A trust is formed to provide a method of split ownership and to protect assets. For example, assets in a trust can pass seamlessly at death without going through the probate court. If an asset is wholly owned by a trust, and the trusts' name is on the deed, that asset may not be accessible to creditor's in bankruptcy unless the trust itself goes bankrupt.
When a person establishes a trust, they must establish a trustee and a beneficiary. The trustee is the person who oversees the management of the trust assets. This trustee distributes the assets to the beneficiaries at the appropriate times, and cares for the assets while they are in the trust. The trustee has a fiduciary duty to maintain the trust assets appropriately, which means they cannot take them and use them for their own purposes, or behave irresponsibly and squander the trust assets.
One or more beneficiaries can be named to control trust assets. For example, a person could set up a joint trust for himself and his spouse. Both he and his spouse are the beneficiaries of the trust, and are entitled to the control and use of the assets that are held in the trust. However, neither he nor his spouse fully own the trust assets- the trust itself does this.
Numerous types of trusts exist. Living trusts, irrevocable trusts, and marital trusts are all different types of trusts.

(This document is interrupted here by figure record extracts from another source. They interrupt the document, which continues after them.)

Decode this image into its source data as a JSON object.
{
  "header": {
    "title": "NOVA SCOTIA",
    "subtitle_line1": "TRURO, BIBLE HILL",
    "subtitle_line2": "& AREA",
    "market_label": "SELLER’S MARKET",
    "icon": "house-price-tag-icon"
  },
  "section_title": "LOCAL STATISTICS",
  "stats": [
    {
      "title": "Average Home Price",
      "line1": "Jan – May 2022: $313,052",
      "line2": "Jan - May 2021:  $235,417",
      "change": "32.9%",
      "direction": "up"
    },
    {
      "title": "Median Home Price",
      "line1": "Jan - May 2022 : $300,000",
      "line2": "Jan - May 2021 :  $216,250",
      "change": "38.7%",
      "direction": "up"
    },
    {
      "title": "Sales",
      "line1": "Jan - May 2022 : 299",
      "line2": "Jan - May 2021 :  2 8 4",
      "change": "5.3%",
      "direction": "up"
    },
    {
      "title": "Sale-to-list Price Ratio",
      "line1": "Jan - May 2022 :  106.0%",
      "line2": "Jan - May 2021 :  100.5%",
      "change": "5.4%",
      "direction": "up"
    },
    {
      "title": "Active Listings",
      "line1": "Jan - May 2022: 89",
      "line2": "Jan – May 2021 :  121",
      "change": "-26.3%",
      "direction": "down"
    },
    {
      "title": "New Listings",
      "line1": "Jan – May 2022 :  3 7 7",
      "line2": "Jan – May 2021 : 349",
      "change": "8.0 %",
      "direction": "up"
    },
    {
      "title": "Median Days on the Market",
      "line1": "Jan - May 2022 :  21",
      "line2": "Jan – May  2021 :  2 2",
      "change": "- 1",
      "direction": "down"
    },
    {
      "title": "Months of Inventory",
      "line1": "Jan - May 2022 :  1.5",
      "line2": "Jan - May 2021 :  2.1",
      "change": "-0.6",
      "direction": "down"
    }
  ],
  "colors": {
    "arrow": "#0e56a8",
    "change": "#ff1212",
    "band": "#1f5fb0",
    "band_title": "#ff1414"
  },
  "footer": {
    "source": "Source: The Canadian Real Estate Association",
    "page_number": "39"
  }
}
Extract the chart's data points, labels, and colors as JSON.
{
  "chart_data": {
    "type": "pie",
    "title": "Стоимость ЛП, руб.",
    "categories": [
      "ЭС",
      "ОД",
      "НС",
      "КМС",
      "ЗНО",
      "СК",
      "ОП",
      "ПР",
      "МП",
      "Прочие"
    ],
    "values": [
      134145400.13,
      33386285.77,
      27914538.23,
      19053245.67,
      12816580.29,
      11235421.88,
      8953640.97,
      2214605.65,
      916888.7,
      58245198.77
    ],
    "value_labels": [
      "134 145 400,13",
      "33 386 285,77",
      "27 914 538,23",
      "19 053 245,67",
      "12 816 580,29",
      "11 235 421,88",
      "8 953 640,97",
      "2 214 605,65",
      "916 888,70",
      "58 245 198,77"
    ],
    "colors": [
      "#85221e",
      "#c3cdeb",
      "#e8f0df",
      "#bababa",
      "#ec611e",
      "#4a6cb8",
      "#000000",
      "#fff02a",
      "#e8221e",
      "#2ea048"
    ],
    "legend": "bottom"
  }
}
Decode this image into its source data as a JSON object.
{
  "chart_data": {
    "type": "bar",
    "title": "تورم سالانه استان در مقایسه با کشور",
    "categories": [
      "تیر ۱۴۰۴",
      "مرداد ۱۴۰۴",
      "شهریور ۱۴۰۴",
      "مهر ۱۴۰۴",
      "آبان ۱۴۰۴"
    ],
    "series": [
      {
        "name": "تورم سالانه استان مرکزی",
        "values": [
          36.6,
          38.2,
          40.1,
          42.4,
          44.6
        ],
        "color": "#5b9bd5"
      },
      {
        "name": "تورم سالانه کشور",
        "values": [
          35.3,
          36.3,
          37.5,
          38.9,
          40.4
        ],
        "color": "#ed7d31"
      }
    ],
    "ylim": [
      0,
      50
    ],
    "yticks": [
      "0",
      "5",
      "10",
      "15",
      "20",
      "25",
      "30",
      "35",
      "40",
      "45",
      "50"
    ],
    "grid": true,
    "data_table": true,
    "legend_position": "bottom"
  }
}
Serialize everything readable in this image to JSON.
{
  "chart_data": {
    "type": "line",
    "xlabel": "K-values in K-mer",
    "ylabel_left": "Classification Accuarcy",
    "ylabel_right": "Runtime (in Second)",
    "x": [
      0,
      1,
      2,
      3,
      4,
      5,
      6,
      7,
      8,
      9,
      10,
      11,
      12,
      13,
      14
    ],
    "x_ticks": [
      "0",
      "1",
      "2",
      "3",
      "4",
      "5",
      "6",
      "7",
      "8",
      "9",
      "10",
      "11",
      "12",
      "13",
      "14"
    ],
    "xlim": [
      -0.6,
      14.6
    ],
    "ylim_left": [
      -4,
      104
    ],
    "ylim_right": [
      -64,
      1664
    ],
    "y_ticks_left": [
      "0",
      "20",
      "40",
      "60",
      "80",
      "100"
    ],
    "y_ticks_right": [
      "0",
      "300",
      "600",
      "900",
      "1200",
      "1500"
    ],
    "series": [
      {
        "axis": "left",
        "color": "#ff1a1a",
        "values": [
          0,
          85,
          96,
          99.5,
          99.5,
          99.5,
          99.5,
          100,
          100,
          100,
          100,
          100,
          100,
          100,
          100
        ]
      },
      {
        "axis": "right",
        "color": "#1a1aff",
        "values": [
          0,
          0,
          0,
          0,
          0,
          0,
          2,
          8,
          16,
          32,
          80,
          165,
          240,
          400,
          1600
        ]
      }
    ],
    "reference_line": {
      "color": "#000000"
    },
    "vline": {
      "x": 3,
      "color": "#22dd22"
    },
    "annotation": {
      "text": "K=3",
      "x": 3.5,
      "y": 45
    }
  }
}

Any of these types of trusts can hold the same type of assets; the differences lie in who the beneficiaries are, and how and when the assets are distributed.
Conditions can also be placed on the disbursement of assets within the trust. For example, it is common for people to set up a trust in which the assets are distributed when a person reaches a certain age, or accomplishes certain milestones. The trustee is responsible and has control over the assets until the age is reached, or the person accomplishes the milestone, at which point the beneficiary of the trust is given complete control over the assets. This is often done when a valuable asset is bequeathed to a child, who is not yet mature enough to properly manage the asset alone.
Any type of tangible or intangible items can be placed in a trust. Money, stocks, real estate, bonds, patents, intellectual property rights, and other such items can all be placed in trust. The key to putting an asset into a trust is to follow the formal legal process of setting up the trust itself.